Department of Colorectal Surgery, Tianjin Union Medical Center, Tianjin, China.
Int J Genomics. 2023 Sep 7;2023:9942663. doi: 10.1155/2023/9942663. eCollection 2023.
This study aimed to explore the genes regulating lymph node metastasis in colorectal cancer (CRC) and to clarify their relationship with tumor immune cell infiltration and patient prognoses.
The data sets of CRC patients were collected through the Cancer Gene Atlas database; the differentially expressed genes (DEGs) associated with CRC lymph node metastasis were screened; a protein-protein interaction (PPI) network was constructed; the top 20 hub genes were selected; the Gene Ontology functions and the Kyoto Encyclopedia of Genes and Genomes pathways were enriched and analyzed.
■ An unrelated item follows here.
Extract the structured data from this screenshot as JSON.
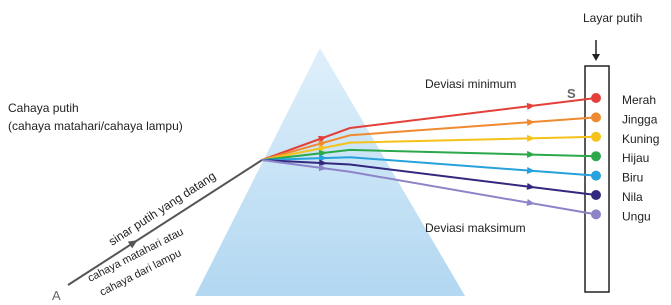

The Least Absolute Shrinkage and Selection Operator (LASSO) regression method was employed to further screen the characteristic genes associated with CRC lymph node metastasis in 20 hub genes, exploring the correlation between the characteristic genes and immune cell infiltration, conducting a univariate COX analysis on the characteristic genes, obtaining survival-related genes, constructing a risk score formula, conducting a Kaplan-Meier analysis based on the risk score formula, and performing a multivariate COX regression analysis on the clinical factors and risk scores.
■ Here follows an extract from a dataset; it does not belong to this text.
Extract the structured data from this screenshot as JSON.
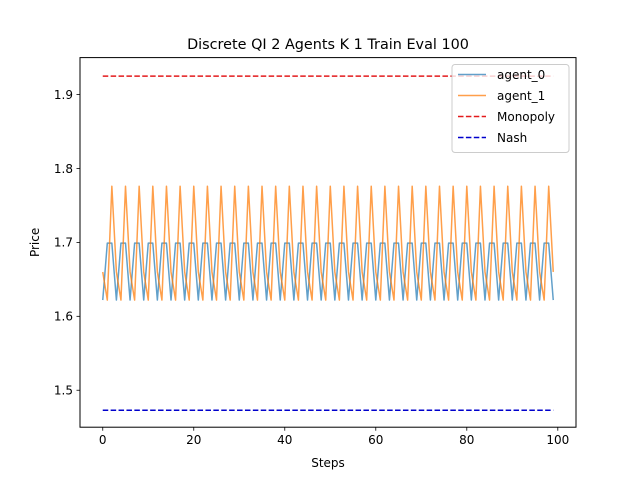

A total of 62 DEGs associated with CRC lymph node metastasis were obtained. Among the 20 hub genes identified via PPI, only calcium-activated chloride channel regulator 1 (CLCA1) expression was down-regulated in lymph node metastasis, and the rest were up-regulated. A total of nine characteristic genes associated with CRC lymph node metastasis (KIF1A, TMEM59L, CLCA1, COL9A3, GDF5, TUBB2B, STMN2, FOXN1, and SCN5A) were screened using the LASSO regression method. The nine characteristic genes were significantly related to different kinds of immune cell infiltration, from which three survival-related genes (TMEM59L, CLCA1, and TUBB2B) were screened. A multi-factor COX regression showed that the risk scores obtained from TMEM59L, CLCA1, and TUBB2B were independent prognostic factors. Immunohistochemical validation was performed in tissue samples from patients with rectal and colon cancer.
TMEM59L, CLCA1, and TUBB2B were independent prognostic factors associated with lymphatic metastasis of CRC.
本研究旨在探索调控结直肠癌(CRC)淋巴结转移的基因,并阐明它们与肿瘤免疫细胞浸润及患者预后的关系。
通过癌症基因图谱数据库收集CRC患者的数据集;筛选与CRC淋巴结转移相关的差异表达基因(DEGs);构建蛋白质-蛋白质相互作用(PPI)网络;选择前20个枢纽基因;对基因本体功能和京都基因与基因组百科全书通路进行富集和分析。采用最小绝对收缩和选择算子(LASSO)回归方法进一步筛选20个枢纽基因中与CRC淋巴结转移相关的特征基因,探索特征基因与免疫细胞浸润的相关性,对特征基因进行单因素COX分析,获得生存相关基因,构建风险评分公式,基于风险评分公式进行Kaplan-Meier分析,并对临床因素和风险评分进行多因素COX回归分析。
共获得62个与CRC淋巴结转移相关的DEGs。在通过PPI鉴定的20个枢纽基因中,只有钙激活氯通道调节因子1(CLCA1)的表达在淋巴结转移中下调,其余均上调。使用LASSO回归方法筛选出9个与CRC淋巴结转移相关的特征基因(KIF1A、TMEM59L、CLCA1、COL9A3、GDF5、TUBB2B、STMN2、FOXN1和SCN5A)。这9个特征基因与不同类型的免疫细胞浸润显著相关,从中筛选出3个生存相关基因(TMEM59L、CLCA1和TUBB2B)。多因素COX回归显示,从TMEM59L、CLCA1和TUBB2B获得的风险评分是独立的预后因素。在直肠癌和结肠癌患者的组织样本中进行了免疫组化验证。
TMEM59L、CLCA1和TUBB2B是与CRC淋巴转移相关的独立预后因素。